Maryam is what her music teacher father Abdulaziz (Khalid Abdulraheem) refers to as “a lion at home and a mouse in public” and serious. Seriously sincere about her patients and the road leading up to the hospital. A burst pipe has rendered it almost impossible for patients to reach their destination and the government refuses to fund the repair. However passionate she is, Maryam is determined not to stay at Al’hana hospital. Her ambitions lie in Riyadh, so when a networking conference taking place in Dubai presents itself, along with the promise of a job opportunity – for which she is the perfect candidate – she must attend.

A problem at the airport, however, prevents her from getting on the plane. Her paperwork has expired and she must seek a male’s signature in her father’s absence (he’s on tour with his band) before being able to travel. Maryam heads straight to her cousin, he has an office in the government and will surely help her. Upon leaving, Maryam instead finds herself heading home and running for local council.

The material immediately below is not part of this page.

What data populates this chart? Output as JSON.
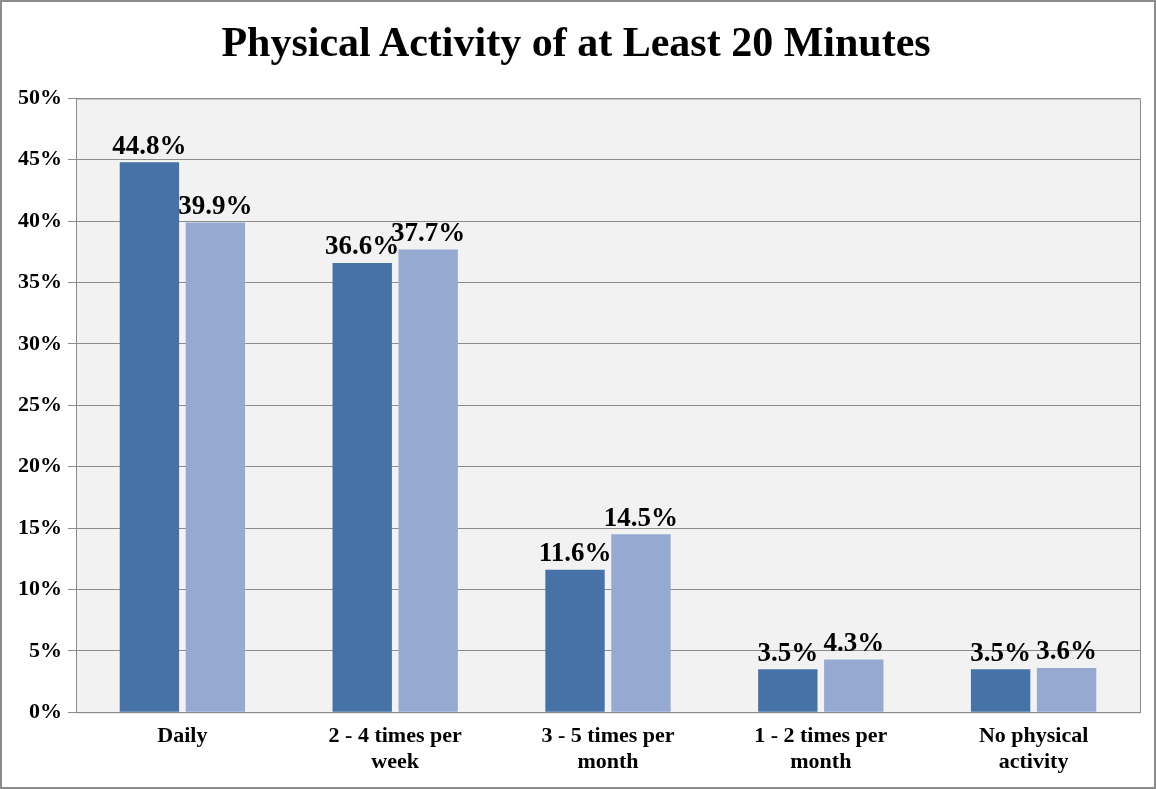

With encouragement from her sisters, Sara (Noura Al Awad) and Selma (Dhay) Maryam pulls together a campaign strategy – her main objective being the road repair, which is apparently not usually high-up on a woman’s list of priorities (we prefer flowers and children-based subjects). While fundraising activities welcome a large body of women, whether they will, or be ‘allowed’ to, vote for her remains to be seen. There’s an unexpected juxtaposing of Maryam and her father’s narrative strand – she’s finding her voice, her public lion, and he’s learning to embrace music again and sing following the death of his wife. While her father is adored for his voice and rewarded, the main goal of Maryam’s (mostly male) constituency is, unsurprisingly, shutting her up.

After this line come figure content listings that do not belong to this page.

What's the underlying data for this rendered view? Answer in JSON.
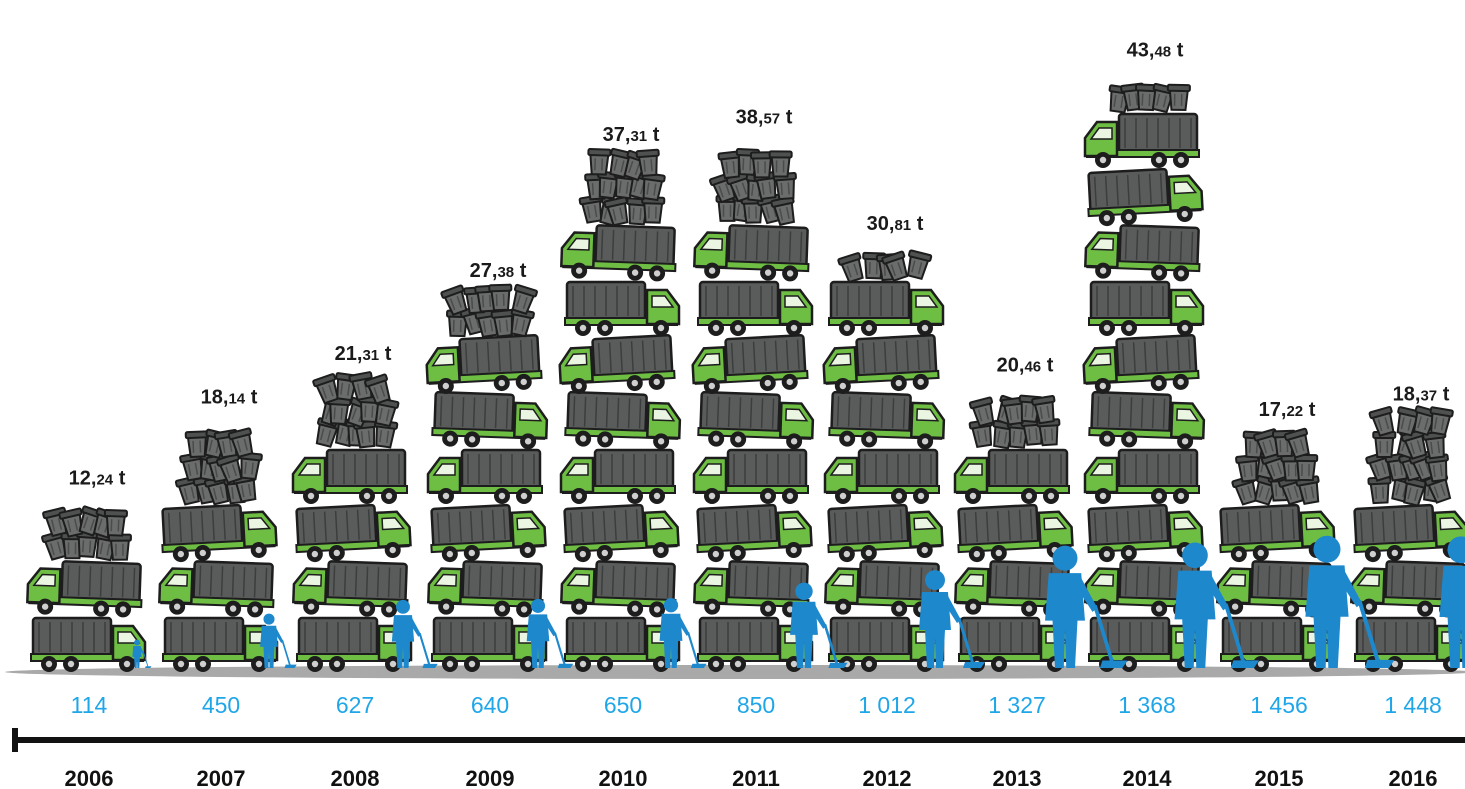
{
  "colors": {
    "truck_green": "#6fbe44",
    "truck_body": "#5a5c5c",
    "bin": "#6b6d6d",
    "worker_blue": "#1e88cc",
    "workers_text": "#1fa6e8",
    "timeline": "#111111"
  },
  "icons": [
    "dump-truck-icon",
    "waste-bin-icon",
    "sanitation-worker-icon"
  ],
  "chart_data": {
    "type": "bar",
    "categories": [
      "2006",
      "2007",
      "2008",
      "2009",
      "2010",
      "2011",
      "2012",
      "2013",
      "2014",
      "2015",
      "2016"
    ],
    "series": [
      {
        "values": [
          12.24,
          18.14,
          21.31,
          27.38,
          37.31,
          38.57,
          30.81,
          20.46,
          43.48,
          17.22,
          18.37
        ],
        "labels": [
          {
            "int": "12,",
            "dec": "24",
            "unit": " t"
          },
          {
            "int": "18,",
            "dec": "14",
            "unit": " t"
          },
          {
            "int": "21,",
            "dec": "31",
            "unit": " t"
          },
          {
            "int": "27,",
            "dec": "38",
            "unit": " t"
          },
          {
            "int": "37,",
            "dec": "31",
            "unit": " t"
          },
          {
            "int": "38,",
            "dec": "57",
            "unit": " t"
          },
          {
            "int": "30,",
            "dec": "81",
            "unit": " t"
          },
          {
            "int": "20,",
            "dec": "46",
            "unit": " t"
          },
          {
            "int": "43,",
            "dec": "48",
            "unit": " t"
          },
          {
            "int": "17,",
            "dec": "22",
            "unit": " t"
          },
          {
            "int": "18,",
            "dec": "37",
            "unit": " t"
          }
        ]
      },
      {
        "values": [
          114,
          450,
          627,
          640,
          650,
          850,
          1012,
          1327,
          1368,
          1456,
          1448
        ],
        "labels": [
          "114",
          "450",
          "627",
          "640",
          "650",
          "850",
          "1 012",
          "1 327",
          "1 368",
          "1 456",
          "1 448"
        ]
      }
    ]
  }
}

Maryam’s political career may end as abruptly as it begins but it’s her journey where the interest lies. Just like all the women in Al Mansour’s films – Violet (Nappily Ever After), Mary Shelley, and, of course, Wadjda – transgress societal norms in their own way, and Maryam is no different. Certainly, this film is the by-product when characters like that headstrong 12-year-old and Dr. Maryam – through their determination and intelligence – find their voice and value (beyond what they have been told) in a man’s world, navigating the choppy waters of deep-rooted misogyny and seeing land on the other side.

While a lot of The Perfect Candidate belongs to the political drama – gender politics are certainly at the heart of most films created within a place of female oppression like Saudi Arabia – this film feels more like an ode to the importance of cultural arts, perhaps even a tribute to the filmmaker’s own father, Abdul Rahman Mansour, who is a poet. Whether a conscious decision or due to her co-writer Brad Niemann’s input, the patriarch of this particular family is far gentler and more empathetic than we’re used to seeing onscreen – Maryam is never discouraged at any point by her Abi. As a result the male characters feel a lot more tangible within this narrative, with a variety of masculinities explored. It pulls from Maryam’s arc somewhat but as a result feels a little more balanced, ultimately the film begins and ends with the future. A woman. No longer hidden behind her niqab (if she so chooses).

The film’s colour palette is simple and muted save for the odd flash of tint and tone. Accompanying it, Volker Bertelmann’s string-heavy score is sweeping and rather lovely. The viola, cello and violin notes – and the oud within the diegesis – are beautifully optimistic. Even if the majority of the film doesn’t quite communicate this hope, those last scenes in the hospital certainly do. They signify a slow turning tide coming to Saudi Arabia – one petrol blue car in a sea of dirty white dusty vehicles – and with Haifaa Al Mansour at the wheel, the future of Saudi cinema is in more than capable hands.